A majority of Americans – 54% – believe the United States has not lost the war in Iraq, but there is dramatic disagreement on the question between Democrats and Republicans, a new UPI/Zogby Interactive poll shows. While two in three Democrats (66%) said the war effort has already failed, just 9% of Republicans say the same.

Our perceptions of how these things should work sometimes color what we emphasize in polling results. There aren’t many places talking about two shocking numbers: those who believe the war is not a lost cause, and those who believe we should leave (I’m tempted to put the clarifier “anyway” to the end, but that would make the results seem more clear than reading the UPI analysis linked below indicates). ElephantBiz links to analysis by Martin Sieff, UPI Senior News Analyst:

The poll, which was conducted Aug. 17-20, found that twice as many Americans thought the current 110th Congress’s performance on Iraq was worse than the three previous Republican controlled Congresses. In all, only 20.2 percent of those polled believed that the current Congress had been better than those of the previous Republican ones. Some 42.8 percent said it was worse.
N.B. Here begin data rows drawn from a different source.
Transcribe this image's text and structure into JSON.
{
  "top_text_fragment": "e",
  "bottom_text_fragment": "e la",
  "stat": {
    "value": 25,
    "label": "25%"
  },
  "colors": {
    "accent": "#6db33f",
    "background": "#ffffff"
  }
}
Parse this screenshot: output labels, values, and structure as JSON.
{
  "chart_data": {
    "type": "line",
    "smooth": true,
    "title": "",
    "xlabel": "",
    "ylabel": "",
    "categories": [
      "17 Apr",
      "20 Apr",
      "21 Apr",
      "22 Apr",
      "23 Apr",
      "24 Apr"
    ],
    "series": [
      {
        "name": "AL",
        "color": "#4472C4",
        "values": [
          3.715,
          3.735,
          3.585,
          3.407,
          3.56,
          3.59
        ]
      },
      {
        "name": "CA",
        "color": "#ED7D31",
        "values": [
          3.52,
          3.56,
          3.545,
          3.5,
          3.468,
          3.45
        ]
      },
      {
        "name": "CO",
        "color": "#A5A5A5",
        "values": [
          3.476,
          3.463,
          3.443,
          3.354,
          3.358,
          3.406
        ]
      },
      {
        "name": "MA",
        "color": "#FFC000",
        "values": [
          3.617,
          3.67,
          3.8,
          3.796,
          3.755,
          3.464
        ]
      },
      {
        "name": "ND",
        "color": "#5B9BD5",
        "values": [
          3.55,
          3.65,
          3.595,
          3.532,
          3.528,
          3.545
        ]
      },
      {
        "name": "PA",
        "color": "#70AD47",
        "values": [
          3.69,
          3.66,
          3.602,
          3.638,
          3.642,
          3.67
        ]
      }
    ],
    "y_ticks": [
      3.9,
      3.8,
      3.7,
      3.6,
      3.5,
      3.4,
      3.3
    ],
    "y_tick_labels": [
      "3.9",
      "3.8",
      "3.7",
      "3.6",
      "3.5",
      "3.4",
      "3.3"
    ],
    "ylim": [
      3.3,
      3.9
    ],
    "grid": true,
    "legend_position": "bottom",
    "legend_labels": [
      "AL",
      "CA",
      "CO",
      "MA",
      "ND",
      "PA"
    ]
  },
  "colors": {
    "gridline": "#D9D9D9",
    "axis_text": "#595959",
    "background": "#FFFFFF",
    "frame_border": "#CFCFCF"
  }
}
These results appear to be a devastating repudiation of the political strategy followed by Democratic leaders on Capitol Hill.
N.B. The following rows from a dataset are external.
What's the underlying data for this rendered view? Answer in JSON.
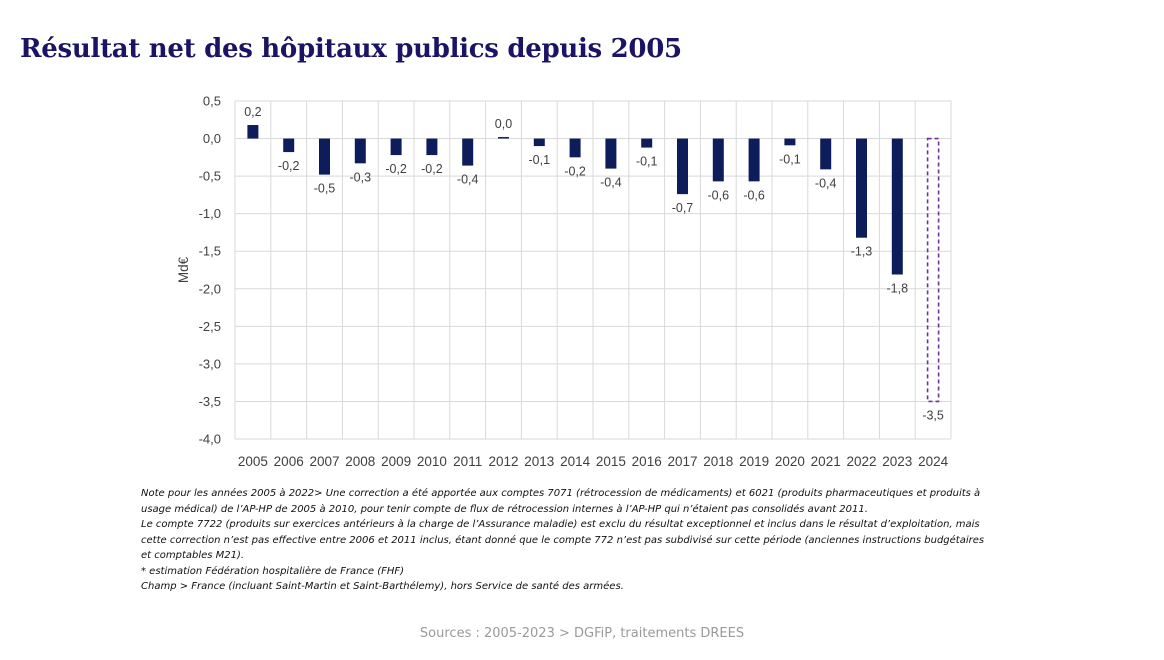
{
  "page": {
    "title": "Résultat net des hôpitaux publics depuis 2005",
    "notes": [
      "Note pour les années 2005 à 2022> Une correction a été apportée aux comptes 7071 (rétrocession de médicaments) et 6021 (produits pharmaceutiques et produits à usage médical) de l’AP-HP de 2005 à 2010, pour tenir compte de flux de rétrocession internes à l’AP-HP qui n’étaient pas consolidés avant 2011.",
      "Le compte 7722 (produits sur exercices antérieurs à la charge de l’Assurance maladie) est exclu du résultat exceptionnel et inclus dans le résultat d’exploitation, mais cette correction n’est pas effective entre 2006 et 2011 inclus, étant donné que le compte 772 n’est pas subdivisé sur cette période (anciennes instructions budgétaires et comptables M21).",
      "* estimation Fédération hospitalière de France (FHF)",
      "Champ > France (incluant Saint-Martin et Saint-Barthélemy), hors Service de santé des armées."
    ],
    "sources": "Sources : 2005-2023 > DGFiP, traitements DREES"
  },
  "colors": {
    "bar": "#0d1d5b",
    "estimate": "#7030a0",
    "grid": "#d9d9d9",
    "title": "#1b1464"
  },
  "chart_data": {
    "type": "bar",
    "title": "",
    "xlabel": "",
    "ylabel": "Md€",
    "ylim": [
      -4.0,
      0.5
    ],
    "yticks": [
      0.5,
      0.0,
      -0.5,
      -1.0,
      -1.5,
      -2.0,
      -2.5,
      -3.0,
      -3.5,
      -4.0
    ],
    "ytick_labels": [
      "0,5",
      "0,0",
      "-0,5",
      "-1,0",
      "-1,5",
      "-2,0",
      "-2,5",
      "-3,0",
      "-3,5",
      "-4,0"
    ],
    "grid": true,
    "categories": [
      "2005",
      "2006",
      "2007",
      "2008",
      "2009",
      "2010",
      "2011",
      "2012",
      "2013",
      "2014",
      "2015",
      "2016",
      "2017",
      "2018",
      "2019",
      "2020",
      "2021",
      "2022",
      "2023",
      "2024"
    ],
    "values": [
      0.18,
      -0.18,
      -0.48,
      -0.33,
      -0.22,
      -0.22,
      -0.36,
      0.02,
      -0.1,
      -0.25,
      -0.4,
      -0.12,
      -0.74,
      -0.57,
      -0.57,
      -0.09,
      -0.41,
      -1.32,
      -1.81,
      -3.5
    ],
    "data_labels": [
      "0,2",
      "-0,2",
      "-0,5",
      "-0,3",
      "-0,2",
      "-0,2",
      "-0,4",
      "0,0",
      "-0,1",
      "-0,2",
      "-0,4",
      "-0,1",
      "-0,7",
      "-0,6",
      "-0,6",
      "-0,1",
      "-0,4",
      "-1,3",
      "-1,8",
      "-3,5"
    ],
    "estimated": [
      false,
      false,
      false,
      false,
      false,
      false,
      false,
      false,
      false,
      false,
      false,
      false,
      false,
      false,
      false,
      false,
      false,
      false,
      false,
      true
    ]
  }
}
But read the full analysis; it also spells out bad news for Republicans:

The poll also revealed a deeply divided American nation on the basic subject of whether the war in Iraq should still be fought or not. Some 30.2 percent still strongly supported the war with 12.4 percent saying they somewhat supported it. These figures gave Bush a combined support base of 42.6 percent.

The figures opposing the war were considerably higher, but it was the intensity of the opposition rather than the numbers of those opposed that will be disquieting to Republican Party political strategists.

Only 6.5 percent of respondents “somewhat” opposed the continuation of the war, but a whopping 50.0 percent “strongly” opposed it.

Some 50 percent in opposition is the strongest such figure in opposition to any war the United States has fought since the grimmest period of the Vietnam War. But it is the intense commitment of a full half of the electorate to oppose the war that is the more significant figure. It is much larger than the regular Democratic support base in almost every presidential election over the past 30 years.external link listed above

With a nuanced, mixed results poll that IMO shows America’s indecision about a path forward Texas Rainmaker notes that mainstream media tends to focus on the high number of those oppposing the war, and virtually ignores the rising numbers of those who think the war is winnable. We’ll see that from both sides in the debate in the days ahead. Arm yourself with the complete truth.

Expect the political fight to be over the numbers now, with Dems starting to question the methodology of the Pentagon’s assertions that less people are dying in Iraq (see Ezra Klein for an example). There are two edges to the statistics sword: if the numbers are fudged, people will react with a wide swing in opinion. But, if they are not tought to be manipulated, those complaining about them will be marginalized.

Frank Politics

  1. September 1st, 2007 at 18:29 | #1

    I’m not sure who they’re interviewing, but many people I talk to believe both the war is lost and we should pullout.

  2. September 1st, 2007 at 19:34 | #2

    The people I talk to are one way or the other, either supportive of the war and its mission (and they think its certainly not a “lost cause”), and then those that think it’s a lost cause and we should pull out as quick as possible. I would say that the pro-pullout folks are 75% of the people I know here in California.

    The survey presents a different kind of thing, with people saying its not a lost cause, that there’s some measure of success, and we should pull out. To me, that’s an odd combination.